For accounting purposes, spot and term sales are included in sales and
other operating revenues, when title passes. Similarly, spot and term
purchases are included in purchases for accounting purposes.
Fuels marketing and logistics
Our fuels strategy focuses on optimizing the integrated value of each FVC
that is responsible for the delivery of ground fuels to the market. We do
this by co-ordinating our marketing, refining and trading activities to
maximize synergies across the whole value chain. Our priorities are to
operate an advantaged infrastructure and logistics network (which
includes pipelines, storage terminals and road or rail tankers), drive
excellence in operating and transactional processes and deliver
compelling customer offers in the various markets where we operate.
The fuels business markets a comprehensive range of refined oil
products primarily focused on the ground fuels sector.
The ground fuels business supplies fuel and related convenience
services to retail consumers through company-owned and franchised
retail sites as well as other channels including wholesalers and jobbers.

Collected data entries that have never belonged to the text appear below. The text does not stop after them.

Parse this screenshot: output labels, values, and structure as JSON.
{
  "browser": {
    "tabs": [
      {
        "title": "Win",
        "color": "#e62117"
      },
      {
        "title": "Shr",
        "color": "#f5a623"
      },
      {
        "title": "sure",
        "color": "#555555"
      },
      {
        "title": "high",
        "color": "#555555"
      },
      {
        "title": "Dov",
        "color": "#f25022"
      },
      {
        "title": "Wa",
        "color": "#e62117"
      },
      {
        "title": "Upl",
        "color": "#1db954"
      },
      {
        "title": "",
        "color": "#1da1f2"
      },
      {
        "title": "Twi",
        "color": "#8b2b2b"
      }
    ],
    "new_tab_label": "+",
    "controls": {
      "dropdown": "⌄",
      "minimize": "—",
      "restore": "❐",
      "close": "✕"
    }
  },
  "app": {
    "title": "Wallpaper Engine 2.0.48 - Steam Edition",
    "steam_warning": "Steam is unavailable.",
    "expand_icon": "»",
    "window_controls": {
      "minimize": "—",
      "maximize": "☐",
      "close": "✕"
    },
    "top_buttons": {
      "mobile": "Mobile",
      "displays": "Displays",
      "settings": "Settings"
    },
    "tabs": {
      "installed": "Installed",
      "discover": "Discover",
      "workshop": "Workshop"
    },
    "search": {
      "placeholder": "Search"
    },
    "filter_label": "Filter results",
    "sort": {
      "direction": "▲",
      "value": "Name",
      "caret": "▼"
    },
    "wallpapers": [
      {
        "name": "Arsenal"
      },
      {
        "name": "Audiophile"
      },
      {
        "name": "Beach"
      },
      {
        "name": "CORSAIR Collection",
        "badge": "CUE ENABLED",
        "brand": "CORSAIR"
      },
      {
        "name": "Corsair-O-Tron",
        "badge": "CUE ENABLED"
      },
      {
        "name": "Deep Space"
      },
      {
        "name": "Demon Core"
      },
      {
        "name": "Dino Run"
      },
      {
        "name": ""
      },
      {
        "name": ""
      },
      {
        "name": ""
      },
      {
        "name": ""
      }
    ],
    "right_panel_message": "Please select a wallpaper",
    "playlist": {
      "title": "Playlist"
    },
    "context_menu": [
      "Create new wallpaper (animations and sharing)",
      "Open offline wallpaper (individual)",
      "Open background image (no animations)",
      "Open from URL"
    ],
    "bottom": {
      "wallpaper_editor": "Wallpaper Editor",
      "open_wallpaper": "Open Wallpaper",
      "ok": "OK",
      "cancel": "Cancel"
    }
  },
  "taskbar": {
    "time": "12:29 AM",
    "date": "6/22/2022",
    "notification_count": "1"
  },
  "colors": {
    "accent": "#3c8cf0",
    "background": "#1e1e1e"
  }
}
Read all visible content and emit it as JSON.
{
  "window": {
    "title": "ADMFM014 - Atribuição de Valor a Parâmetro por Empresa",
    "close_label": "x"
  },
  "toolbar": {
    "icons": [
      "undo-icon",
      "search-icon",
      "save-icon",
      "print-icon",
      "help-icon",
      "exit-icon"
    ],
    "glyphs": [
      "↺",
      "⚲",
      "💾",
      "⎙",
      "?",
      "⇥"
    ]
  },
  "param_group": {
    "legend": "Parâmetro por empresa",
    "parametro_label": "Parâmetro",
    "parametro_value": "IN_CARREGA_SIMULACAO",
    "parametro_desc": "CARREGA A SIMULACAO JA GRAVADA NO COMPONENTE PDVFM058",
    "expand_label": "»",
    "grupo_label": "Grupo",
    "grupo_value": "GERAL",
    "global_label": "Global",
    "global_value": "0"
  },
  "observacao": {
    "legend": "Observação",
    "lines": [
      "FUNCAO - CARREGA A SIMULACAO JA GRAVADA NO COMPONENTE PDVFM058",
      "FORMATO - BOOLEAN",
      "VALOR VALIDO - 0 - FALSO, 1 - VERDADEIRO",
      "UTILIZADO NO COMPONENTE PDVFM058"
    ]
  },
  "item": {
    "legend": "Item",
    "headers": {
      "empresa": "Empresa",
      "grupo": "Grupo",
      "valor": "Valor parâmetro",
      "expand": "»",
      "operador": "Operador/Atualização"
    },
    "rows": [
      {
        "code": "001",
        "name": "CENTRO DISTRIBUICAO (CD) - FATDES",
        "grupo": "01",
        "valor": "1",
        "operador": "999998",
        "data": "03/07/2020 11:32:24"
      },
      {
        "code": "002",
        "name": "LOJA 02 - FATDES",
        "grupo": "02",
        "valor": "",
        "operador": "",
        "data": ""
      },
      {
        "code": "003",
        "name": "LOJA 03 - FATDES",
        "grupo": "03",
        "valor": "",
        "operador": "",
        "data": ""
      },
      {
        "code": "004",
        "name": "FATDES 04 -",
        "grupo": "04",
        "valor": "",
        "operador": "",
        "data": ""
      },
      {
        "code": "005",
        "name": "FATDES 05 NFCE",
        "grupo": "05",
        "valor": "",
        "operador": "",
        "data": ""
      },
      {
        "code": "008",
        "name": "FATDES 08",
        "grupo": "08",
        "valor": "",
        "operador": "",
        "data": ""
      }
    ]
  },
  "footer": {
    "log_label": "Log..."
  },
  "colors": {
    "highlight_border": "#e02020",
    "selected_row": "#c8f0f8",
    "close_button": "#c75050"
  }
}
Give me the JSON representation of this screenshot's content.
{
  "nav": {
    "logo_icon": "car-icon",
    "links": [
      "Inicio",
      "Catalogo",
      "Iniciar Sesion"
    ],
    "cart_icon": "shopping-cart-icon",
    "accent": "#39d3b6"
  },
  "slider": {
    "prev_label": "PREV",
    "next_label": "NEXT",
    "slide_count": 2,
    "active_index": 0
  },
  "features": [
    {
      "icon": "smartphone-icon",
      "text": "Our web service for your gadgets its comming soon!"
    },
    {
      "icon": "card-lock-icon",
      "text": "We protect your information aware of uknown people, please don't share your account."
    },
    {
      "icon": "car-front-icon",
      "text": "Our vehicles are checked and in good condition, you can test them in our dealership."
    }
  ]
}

It also supplies commercial customers within the transport and industrial
sectors.
Our retail network is largely concentrated in Europe and the US
but also has established operations in Australasia, southern and eastern
Africa. We are developing networks in China in two separate joint
ventures, one with Petrochina and the other with China Petroleum and
Chemical Corporation (Sinopec).
Number of retail sites operated under a BP brand
Retail sitesa b 2009 2008 2007
US 11,500 11,700 12,200
Europe 8,600 8,600 8,600
Rest of World 2,300 2,300 2,500
To t al 22,400 22,600 23,300
aThe number of retail sites includes sites not operated by BP but instead operated by dealers,
jobbers, franchisees or brand licensees that operate under a BP brand. These may move to or from
the BP brand as their fuel supply or brand licence agreements expire and are renegotiated in the
normal course of business.
bExcludes our interest in equity-accounted entities which are dual-branded.